High levels of reactive oxygen species (ROS) cause sperm DNA damage and lipid peroxidation, as well as decrease motility and vitality however, lower physiological levels of ROS are required for sperm capacitation and successful fertilisation. This opens questions about the generalised use of antioxidants in Assisted Reproductive Technologies (ART). Our study aimed to determine optimal ROS concentrations needed for normal sperm function, fertilisation and early embryo formation through chemically modifying sperm ROS levels in vitro.
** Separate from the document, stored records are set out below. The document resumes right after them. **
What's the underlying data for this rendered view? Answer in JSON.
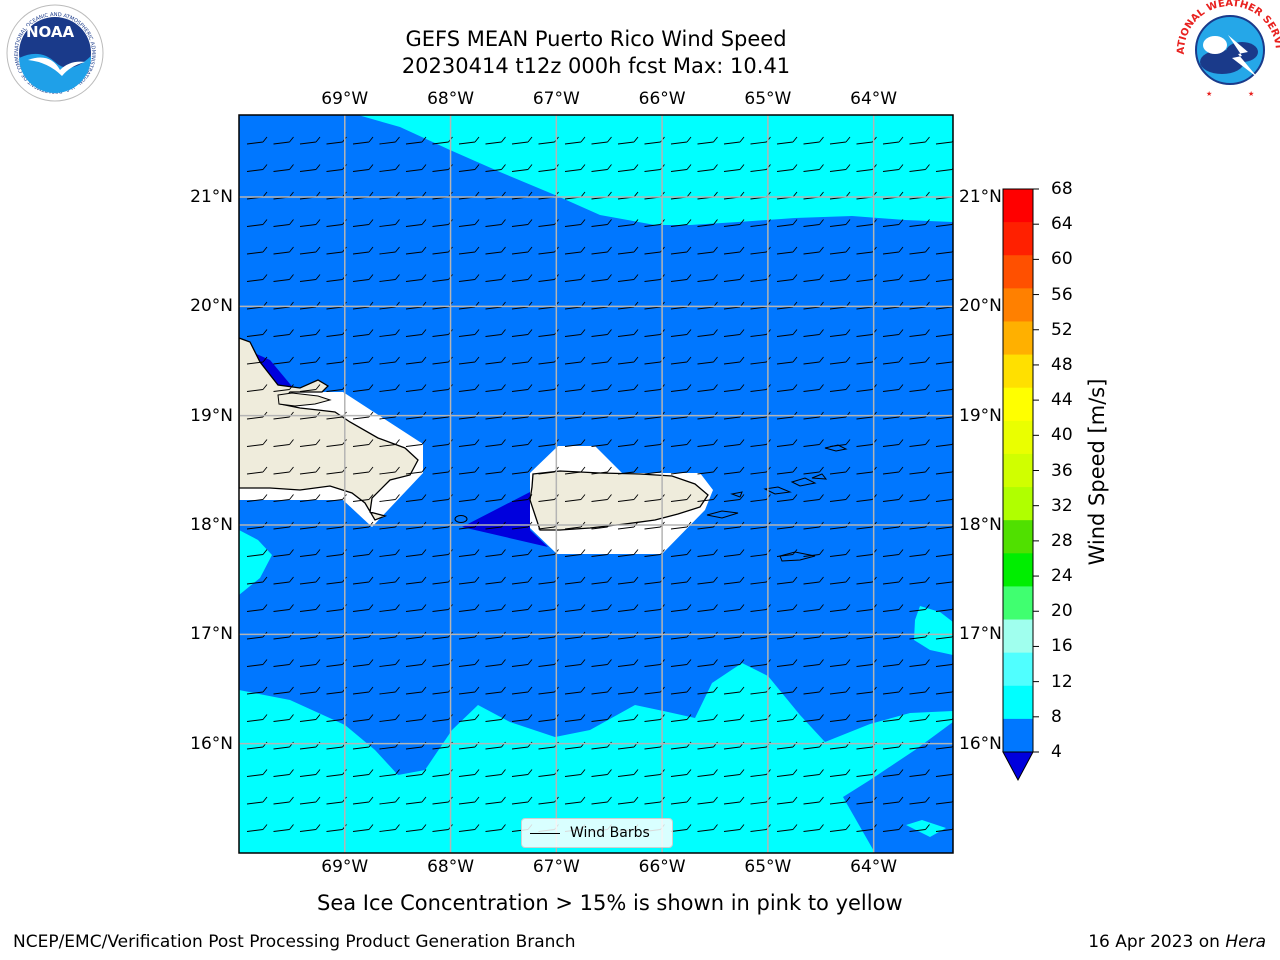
{
  "title": {
    "line1": "GEFS MEAN Puerto Rico Wind Speed",
    "line2": "20230414 t12z 000h fcst   Max: 10.41"
  },
  "map": {
    "lon_range": [
      -70,
      -63.25
    ],
    "lat_range": [
      15,
      21.75
    ],
    "lon_ticks": [
      "69°W",
      "68°W",
      "67°W",
      "66°W",
      "65°W",
      "64°W"
    ],
    "lat_ticks": [
      "21°N",
      "20°N",
      "19°N",
      "18°N",
      "17°N",
      "16°N"
    ],
    "gridlines": true,
    "fill_colors": {
      "4-8": "#0077ff",
      "8-12": "#00ffff",
      "below-4": "#0000dd",
      "land": "#efecdc"
    },
    "features": [
      "Hispaniola (east)",
      "Puerto Rico",
      "Virgin Islands",
      "St. Croix"
    ]
  },
  "legend": {
    "entry": "Wind Barbs"
  },
  "colorbar": {
    "label": "Wind Speed [m/s]",
    "ticks": [
      "68",
      "64",
      "60",
      "56",
      "52",
      "48",
      "44",
      "40",
      "36",
      "32",
      "28",
      "24",
      "20",
      "16",
      "12",
      "8",
      "4"
    ],
    "colors": [
      "#ff0000",
      "#ff2000",
      "#ff5000",
      "#ff8000",
      "#ffb000",
      "#ffe000",
      "#ffff00",
      "#eaff00",
      "#d0ff00",
      "#b0ff00",
      "#50e000",
      "#00ee00",
      "#40ff70",
      "#a0ffee",
      "#50ffff",
      "#00ffff",
      "#0077ff"
    ],
    "extend_min_color": "#0000dd"
  },
  "caption": "Sea Ice Concentration > 15% is shown in pink to yellow",
  "footer": {
    "left": "NCEP/EMC/Verification Post Processing Product Generation Branch",
    "date": "16 Apr 2023 on ",
    "machine": "Hera"
  },
  "logos": {
    "noaa_text": "NOAA",
    "noaa_ring": "NATIONAL OCEANIC AND ATMOSPHERIC ADMINISTRATION · U.S. DEPARTMENT OF COMMERCE",
    "nws_ring": "NATIONAL WEATHER SERVICE"
  }
}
Spermatozoa from 8-10-week-old CBAF1 mice (N=13) were incubated for 1h in 5nM, 50nM carbonyl-cyanide-m-chlorophenyl-hydrazone (CCCP) to increase ROS; and 5µM, 100µM manganese-(III)-tetrakis-(4-benzoic-acid)-porphyrin-chloride (MnTBAP) to decrease ROS. Sperm motility was assessed using computer-assisted sperm analysis, while superoxide (MitoSoxRed), intracellular ROS (CellRoxGreen), lipid peroxidation (BODIPY) and mitochondrial membrane potential (MMP – JC-1) were assessed by flow cytometry. Embryo development was assessed at 24h and 96h post-in vitro fertilisation using time lapse microscopy, and blastocyst cell lineage measured by Oct4/DAPI immunofluorescence. Superoxide concentration was also assessed in PN3-PN5 zygotes.
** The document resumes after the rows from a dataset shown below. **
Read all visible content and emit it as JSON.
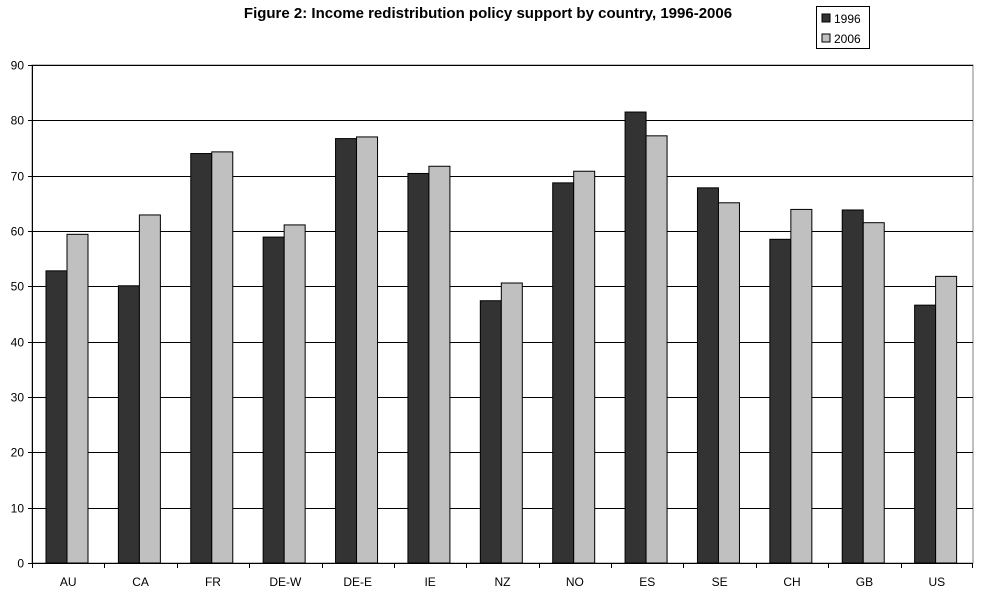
{
  "chart_data": {
    "type": "bar",
    "title": "Figure 2: Income redistribution policy support by country, 1996-2006",
    "xlabel": "",
    "ylabel": "",
    "ylim": [
      0,
      90
    ],
    "yticks": [
      0,
      10,
      20,
      30,
      40,
      50,
      60,
      70,
      80,
      90
    ],
    "grid": true,
    "legend_position": "top-right",
    "categories": [
      "AU",
      "CA",
      "FR",
      "DE-W",
      "DE-E",
      "IE",
      "NZ",
      "NO",
      "ES",
      "SE",
      "CH",
      "GB",
      "US"
    ],
    "series": [
      {
        "name": "1996",
        "color": "#333333",
        "values": [
          52.8,
          50.1,
          74.0,
          58.9,
          76.7,
          70.4,
          47.4,
          68.7,
          81.5,
          67.8,
          58.5,
          63.8,
          46.6
        ]
      },
      {
        "name": "2006",
        "color": "#c0c0c0",
        "values": [
          59.4,
          62.9,
          74.3,
          61.1,
          77.0,
          71.7,
          50.6,
          70.8,
          77.2,
          65.1,
          63.9,
          61.5,
          51.8
        ]
      }
    ]
  }
}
Sperm superoxide increased (CCCP) and decreased (MnTBAP) linearly (R²=0.96). 100µM MnTBAP further reduced sperm function: intracellular ROS (p<0.01), MMP (p=0.04) and motility (p=0.02); as well as reducing 2-cell rates (p=0.02) and the time to blastocyst expansion (p=0.01). The time between embryo pronuclear fusion and fading (PN3-PN5, p=0.005) and zygotic superoxide concentration (p<0.001) were increased by 5nM CCCP, and decreased by MnTBAP (5µM p=0.003, 100µM p=0.004).
These findings show the importance of balancing sperm ROS concentration for normal sperm function, fertilisation and pre-implantation embryo development and informs better practice needed for environment optimization in ART.